Saturday, January 10, 2015
Theatre: Kim's Convenience
We first watched Kim's Convenience when it played in the 2011 Fringe Festival and were curious as to what changes would be made in the Soulpepper production. Through the various iterations of the show in Toronto and across Canada, most of the 5 member cast have rotated in and out, except for Paul Lee who plays Appa. He is so iconic in this role that it is inconceivable to imagine anyone else playing it.
During the post-show question and answer period, I asked how the show had changed since the Fringe days. In terms of storyline, the script had pretty much remained intact, other than to add current social references such as Facebook. The one exception was the addition of an extremely poignant and moving monologue.
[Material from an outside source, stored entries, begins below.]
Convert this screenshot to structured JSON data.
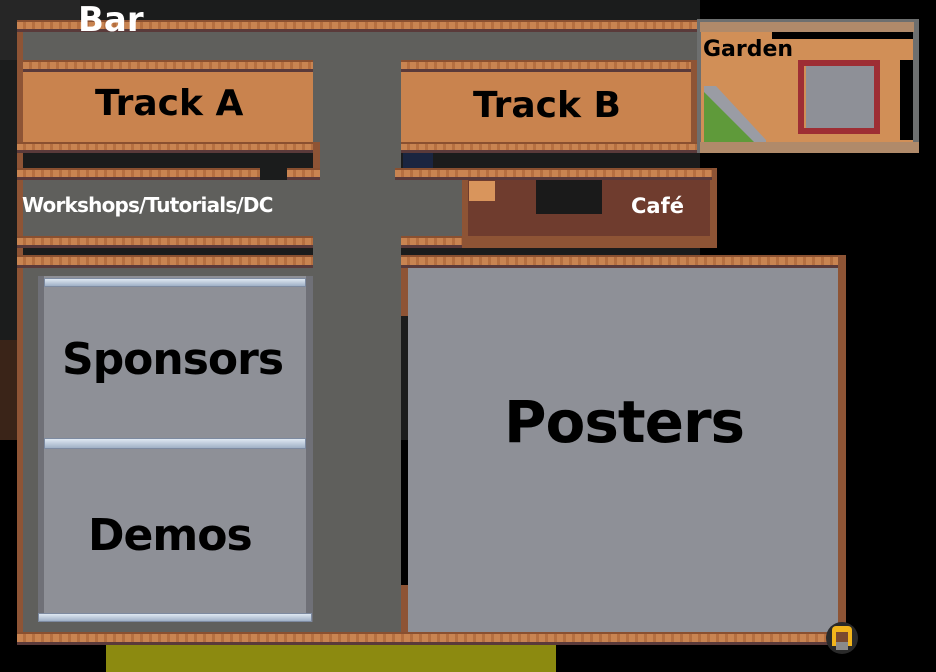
{
  "map": {
    "rooms": {
      "bar": "Bar",
      "track_a": "Track A",
      "track_b": "Track B",
      "garden": "Garden",
      "workshops": "Workshops/Tutorials/DC",
      "cafe": "Café",
      "sponsors": "Sponsors",
      "demos": "Demos",
      "posters": "Posters"
    },
    "player": {
      "icon": "player-avatar-icon"
    }
  },
  "colors": {
    "wall": "#8e5435",
    "floor_orange": "#c9834e",
    "corridor": "#5f5f5c",
    "room_grey": "#8e9097",
    "cafe": "#6f3c2e",
    "garden": "#d18f57"
  }
}
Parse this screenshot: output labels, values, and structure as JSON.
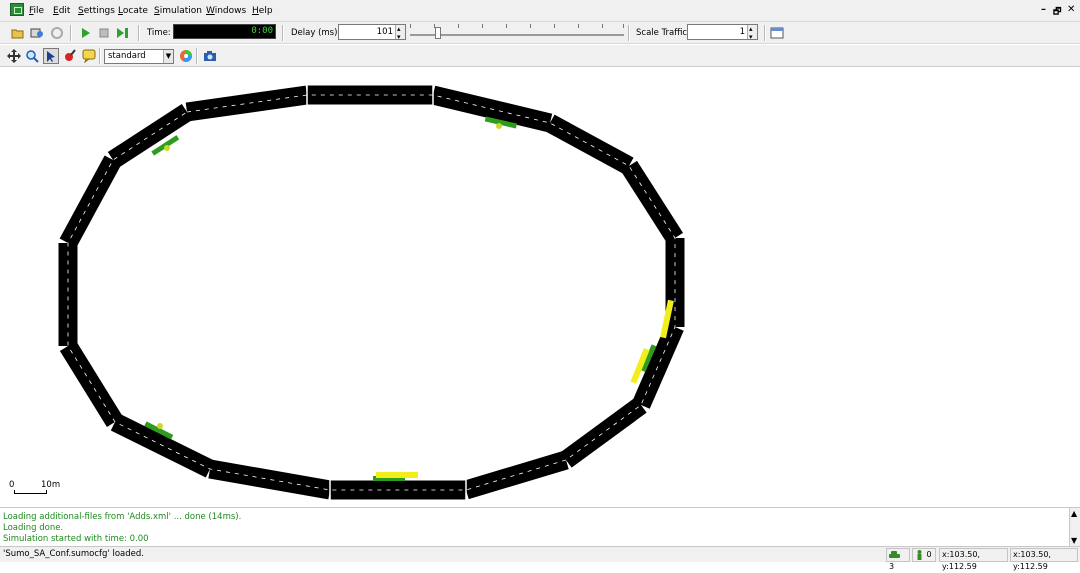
{
  "menu": {
    "items": [
      {
        "key": "F",
        "rest": "ile"
      },
      {
        "key": "E",
        "rest": "dit"
      },
      {
        "key": "S",
        "rest": "ettings"
      },
      {
        "key": "L",
        "rest": "ocate"
      },
      {
        "key": "S",
        "rest": "imulation"
      },
      {
        "key": "W",
        "rest": "indows"
      },
      {
        "key": "H",
        "rest": "elp"
      }
    ],
    "window_controls": [
      "–",
      "🗗",
      "✕"
    ]
  },
  "toolbar": {
    "time_label": "Time:",
    "time_value": "0:00",
    "delay_label": "Delay (ms):",
    "delay_value": "101",
    "delay_fraction": 0.12,
    "scale_label": "Scale Traffic:",
    "scale_value": "1"
  },
  "view_toolbar": {
    "scheme": "standard"
  },
  "scale_bar": {
    "zero": "0",
    "length": "10m"
  },
  "messages": [
    "Loading additional-files from 'Adds.xml' ... done (14ms).",
    "Loading done.",
    "Simulation started with time: 0.00"
  ],
  "status": {
    "message": "'Sumo_SA_Conf.sumocfg' loaded.",
    "vehicles": "3",
    "persons": "0",
    "coord1": "x:103.50, y:112.59",
    "coord2": "x:103.50, y:112.59"
  },
  "colors": {
    "road": "#000000",
    "marking": "#ffffff",
    "stop": "#2e9c1e",
    "vehicle": "#f2ee1a",
    "message": "#1f8a1f"
  }
}
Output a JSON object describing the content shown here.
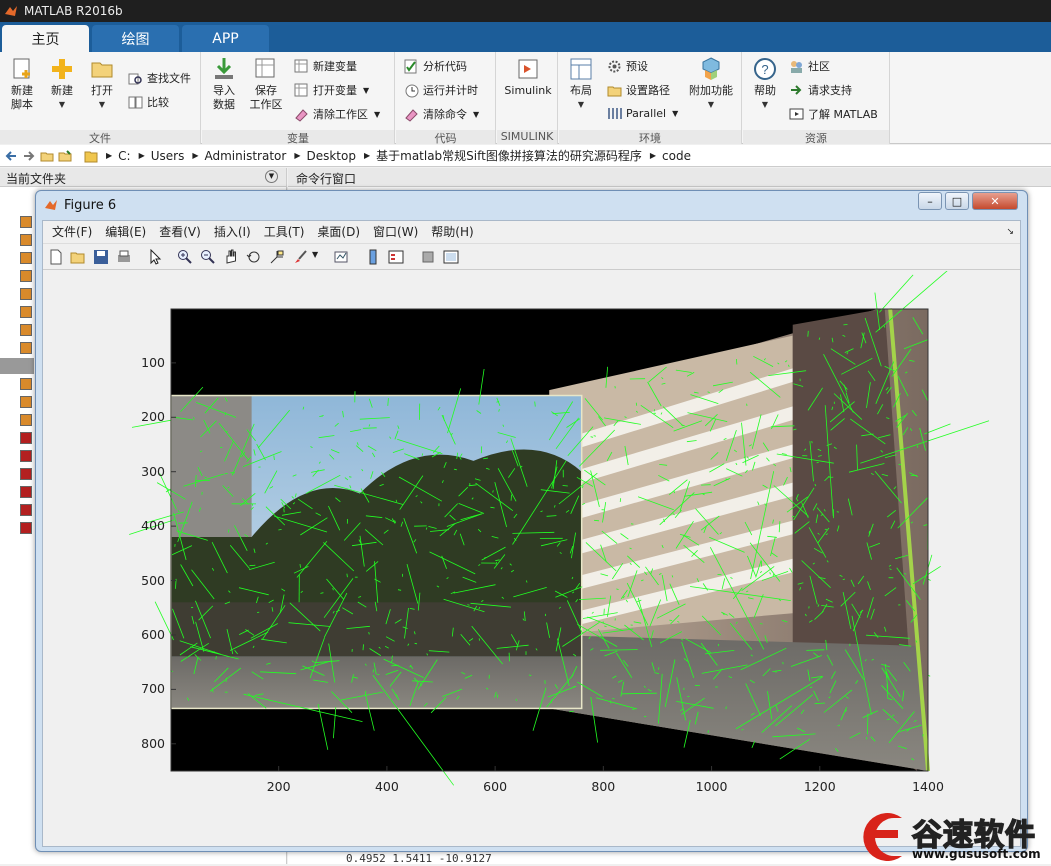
{
  "app": {
    "title": "MATLAB R2016b"
  },
  "tabs": [
    {
      "label": "主页",
      "active": true
    },
    {
      "label": "绘图",
      "active": false
    },
    {
      "label": "APP",
      "active": false
    }
  ],
  "ribbon": {
    "file": {
      "group_label": "文件",
      "new_script": "新建\n脚本",
      "new": "新建",
      "open": "打开",
      "find_files": "查找文件",
      "compare": "比较"
    },
    "variable": {
      "group_label": "变量",
      "import_data": "导入\n数据",
      "save_workspace": "保存\n工作区",
      "new_variable": "新建变量",
      "open_variable": "打开变量",
      "clear_workspace": "清除工作区"
    },
    "code": {
      "group_label": "代码",
      "analyze_code": "分析代码",
      "run_and_time": "运行并计时",
      "clear_commands": "清除命令"
    },
    "simulink": {
      "group_label": "SIMULINK",
      "simulink": "Simulink"
    },
    "environment": {
      "group_label": "环境",
      "layout": "布局",
      "preferences": "预设",
      "set_path": "设置路径",
      "parallel": "Parallel",
      "addons": "附加功能"
    },
    "resources": {
      "group_label": "资源",
      "help": "帮助",
      "community": "社区",
      "request_support": "请求支持",
      "learn_matlab": "了解 MATLAB"
    }
  },
  "address": {
    "crumbs": [
      "C:",
      "Users",
      "Administrator",
      "Desktop",
      "基于matlab常规Sift图像拼接算法的研究源码程序",
      "code"
    ]
  },
  "panels": {
    "current_folder": "当前文件夹",
    "command_window": "命令行窗口",
    "command_tail": "0.4952     1.5411   -10.9127"
  },
  "figure": {
    "title": "Figure 6",
    "menu": [
      "文件(F)",
      "编辑(E)",
      "查看(V)",
      "插入(I)",
      "工具(T)",
      "桌面(D)",
      "窗口(W)",
      "帮助(H)"
    ],
    "axes": {
      "x_ticks": [
        "200",
        "400",
        "600",
        "800",
        "1000",
        "1200",
        "1400"
      ],
      "y_ticks": [
        "100",
        "200",
        "300",
        "400",
        "500",
        "600",
        "700",
        "800"
      ]
    }
  },
  "watermark": {
    "name": "谷速软件",
    "url": "www.gususoft.com"
  },
  "colors": {
    "tab_bar": "#1c5d99",
    "keypoint": "#22ff22",
    "figure_frame": "#cfe0f1"
  }
}
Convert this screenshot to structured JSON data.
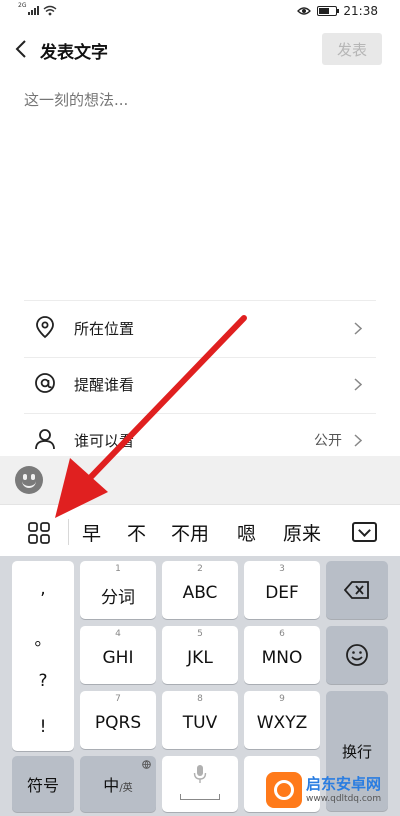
{
  "status_bar": {
    "network": "2G",
    "time": "21:38",
    "battery_level": 0.6
  },
  "header": {
    "title": "发表文字",
    "post_label": "发表"
  },
  "compose": {
    "placeholder": "这一刻的想法..."
  },
  "options": [
    {
      "label": "所在位置",
      "value": "",
      "icon": "location-pin-icon"
    },
    {
      "label": "提醒谁看",
      "value": "",
      "icon": "at-sign-icon"
    },
    {
      "label": "谁可以看",
      "value": "公开",
      "icon": "person-icon"
    }
  ],
  "emoji_bar": {
    "icon": "emoji-icon"
  },
  "candidates": {
    "menu_icon": "grid-menu-icon",
    "items": [
      "早",
      "不",
      "不用",
      "嗯",
      "原来"
    ],
    "collapse_icon": "keyboard-collapse-icon"
  },
  "keyboard": {
    "punctuation": [
      ",",
      "。",
      "?",
      "!"
    ],
    "keys": [
      {
        "num": "1",
        "label": "分词"
      },
      {
        "num": "2",
        "label": "ABC"
      },
      {
        "num": "3",
        "label": "DEF"
      },
      {
        "num": "4",
        "label": "GHI"
      },
      {
        "num": "5",
        "label": "JKL"
      },
      {
        "num": "6",
        "label": "MNO"
      },
      {
        "num": "7",
        "label": "PQRS"
      },
      {
        "num": "8",
        "label": "TUV"
      },
      {
        "num": "9",
        "label": "WXYZ"
      }
    ],
    "symbols_label": "符号",
    "lang_label": "中",
    "lang_sub": "/英",
    "enter_label": "换行",
    "backspace_icon": "backspace-icon",
    "smiley_icon": "smiley-icon",
    "mic_icon": "microphone-icon"
  },
  "watermark": {
    "title": "启东安卓网",
    "url": "www.qdltdq.com"
  },
  "colors": {
    "annotation_arrow": "#e02020",
    "post_button_bg": "#e8e8e8",
    "keyboard_bg": "#d5d8dd",
    "watermark_brand": "#2a7de1"
  }
}
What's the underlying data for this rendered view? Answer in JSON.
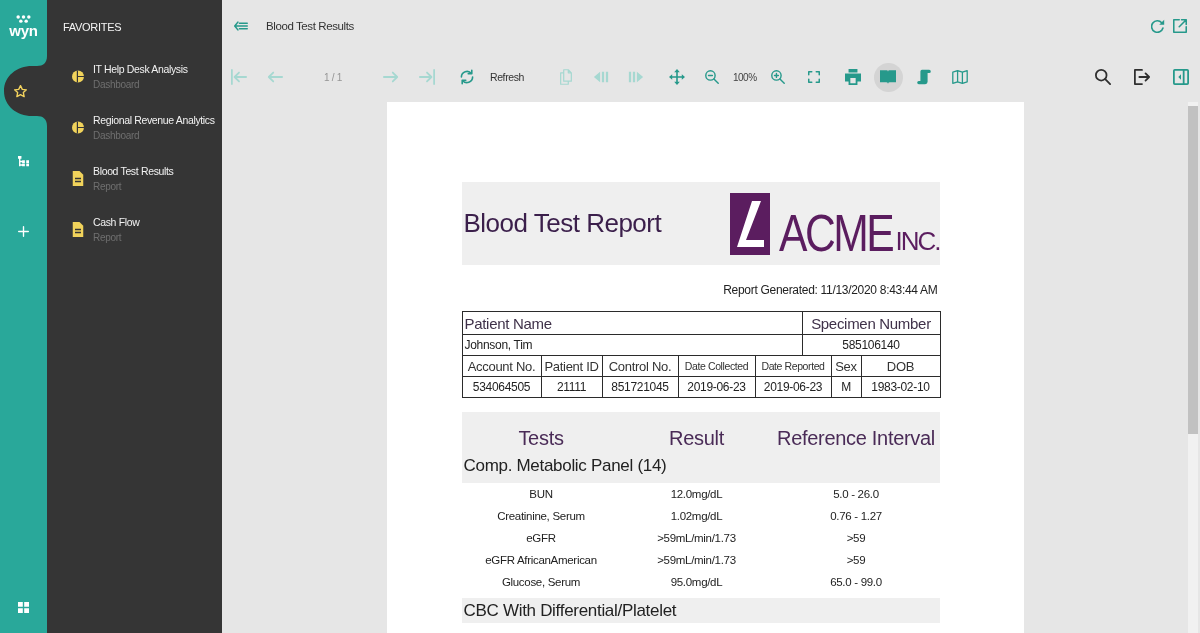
{
  "rail": {
    "logo": "wyn",
    "items": [
      {
        "kind": "favorites",
        "selected": true
      },
      {
        "kind": "catalog",
        "selected": false
      },
      {
        "kind": "create",
        "selected": false
      }
    ]
  },
  "sidebar": {
    "title": "FAVORITES",
    "items": [
      {
        "kind": "dashboard",
        "name": "IT Help Desk Analysis",
        "type": "Dashboard"
      },
      {
        "kind": "dashboard",
        "name": "Regional Revenue Analytics",
        "type": "Dashboard"
      },
      {
        "kind": "report",
        "name": "Blood Test Results",
        "type": "Report"
      },
      {
        "kind": "report",
        "name": "Cash Flow",
        "type": "Report"
      }
    ]
  },
  "header": {
    "title": "Blood Test Results",
    "actions": [
      {
        "kind": "reload"
      },
      {
        "kind": "external"
      }
    ]
  },
  "toolbar": {
    "navigation": [
      {
        "kind": "first",
        "disabled": true
      },
      {
        "kind": "previous",
        "disabled": true
      },
      {
        "kind": "page",
        "text": "1 / 1",
        "disabled": true
      },
      {
        "kind": "next",
        "disabled": true
      },
      {
        "kind": "last",
        "disabled": true
      }
    ],
    "refresh": {
      "label": "Refresh"
    },
    "tools": [
      {
        "kind": "export",
        "disabled": true
      },
      {
        "kind": "backward",
        "disabled": true
      },
      {
        "kind": "forward",
        "disabled": true
      },
      {
        "kind": "pan",
        "disabled": false
      },
      {
        "kind": "shrink",
        "disabled": false
      },
      {
        "kind": "zoom",
        "text": "100%",
        "disabled": false
      },
      {
        "kind": "enlarge",
        "disabled": false
      },
      {
        "kind": "fit",
        "disabled": false
      },
      {
        "kind": "print",
        "disabled": false
      }
    ],
    "view_modes": [
      {
        "kind": "book",
        "selected": true
      },
      {
        "kind": "scroll",
        "selected": false
      },
      {
        "kind": "map",
        "selected": false
      }
    ],
    "actions": [
      {
        "kind": "search"
      },
      {
        "kind": "exit"
      },
      {
        "kind": "panel"
      }
    ]
  },
  "report": {
    "title": "Blood Test Report",
    "logo": {
      "text": "ACME",
      "suffix": "INC."
    },
    "generated": "Report Generated: 11/13/2020 8:43:44 AM",
    "patient": {
      "name_label": "Patient Name",
      "specimen_label": "Specimen Number",
      "name": "Johnson, Tim",
      "specimen": "585106140"
    },
    "details": {
      "columns": [
        "Account No.",
        "Patient ID",
        "Control No.",
        "Date Collected",
        "Date Reported",
        "Sex",
        "DOB"
      ],
      "values": [
        "534064505",
        "21111",
        "851721045",
        "2019-06-23",
        "2019-06-23",
        "M",
        "1983-02-10"
      ]
    },
    "tests": {
      "columns": [
        "Tests",
        "Result",
        "Reference Interval"
      ],
      "panels": [
        {
          "name": "Comp. Metabolic Panel (14)",
          "rows": [
            [
              "BUN",
              "12.0mg/dL",
              "5.0 - 26.0"
            ],
            [
              "Creatinine, Serum",
              "1.02mg/dL",
              "0.76 - 1.27"
            ],
            [
              "eGFR",
              ">59mL/min/1.73",
              ">59"
            ],
            [
              "eGFR AfricanAmerican",
              ">59mL/min/1.73",
              ">59"
            ],
            [
              "Glucose, Serum",
              "95.0mg/dL",
              "65.0 - 99.0"
            ]
          ]
        },
        {
          "name": "CBC With Differential/Platelet"
        }
      ]
    }
  }
}
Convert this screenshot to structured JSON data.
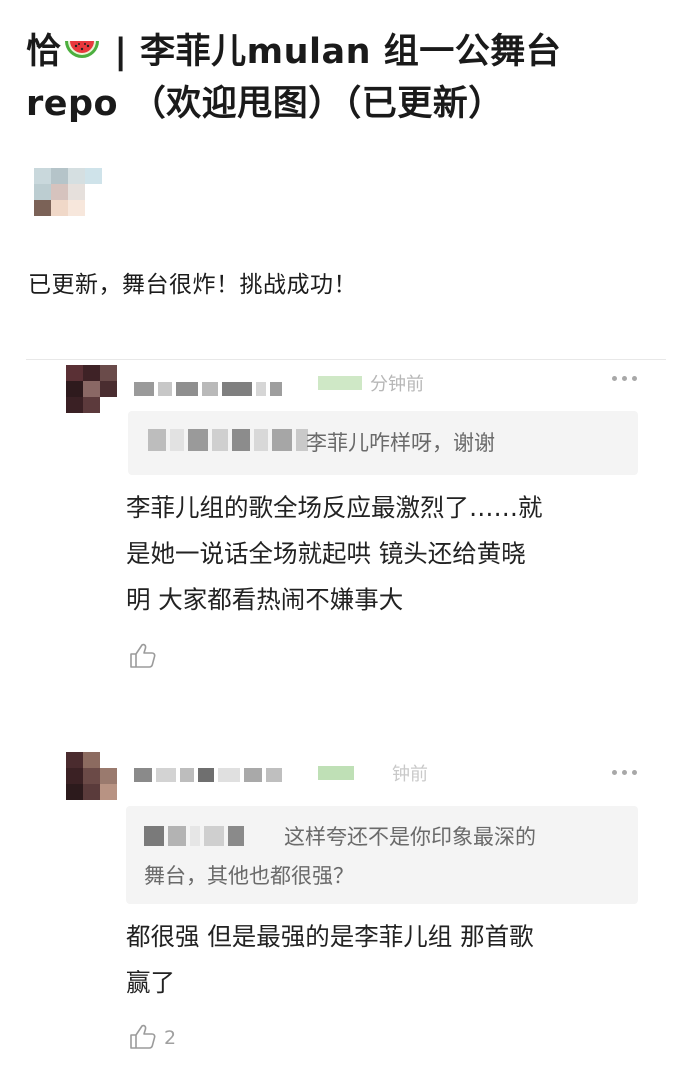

Appa tells Janet that despite his prejudices, he does not mind if she dates a black policeman, who is an old friend of Jung's. To explain why, he tells the story of his Korean grocer friend in Los Angeles who frequently loaned money to his black customers who needed help. During the Rodney King riots, a crowd of black people descended upon his store and he thought he was about to be vandalized. Instead, it was his customers who joined hands to form a human chain to protect his store. This was such a beautifully written speech that it brought tears to my eyes (for not the only time while watching this play).
The other major upgrade from the Fringe show was the relatively elaborate set. The convenience store was well stocked with actual products and had an actual swinging door with a bell. This was all simulated in the Fringe show. Through the magic of lighting, a separate section at the side of the stage was illuminated to reveal stained glass windows representing the church where Jung and Umma meet. The actress currently playing the role of Umma is in fact Chinese and had to learn the brief snippets of untranslated Korean dialogue phonetically with the help of a dialogue coach. She also described the process of learning how a traditional Korean woman would act in expressing anger, disappointment or weariness.
Ins Choi was told to write about what he knew, which included working in his parent's convenience store, the Korean church scene and downtown Toronto. He wrote Kim's Convenience both as a tribute to his parents and as a "love letter" to Toronto. The play is filled with references to Toronto streets, shops and restaurants. When asked whether the names of places changed when the show was on tour, the answer was an emphatic "No". Toronto is an integral character in this play.
Kim's Convenience is so popular because it resonates with all people regardless of race. The cast and crew talk about how often audience members come up to them and say "This is my story".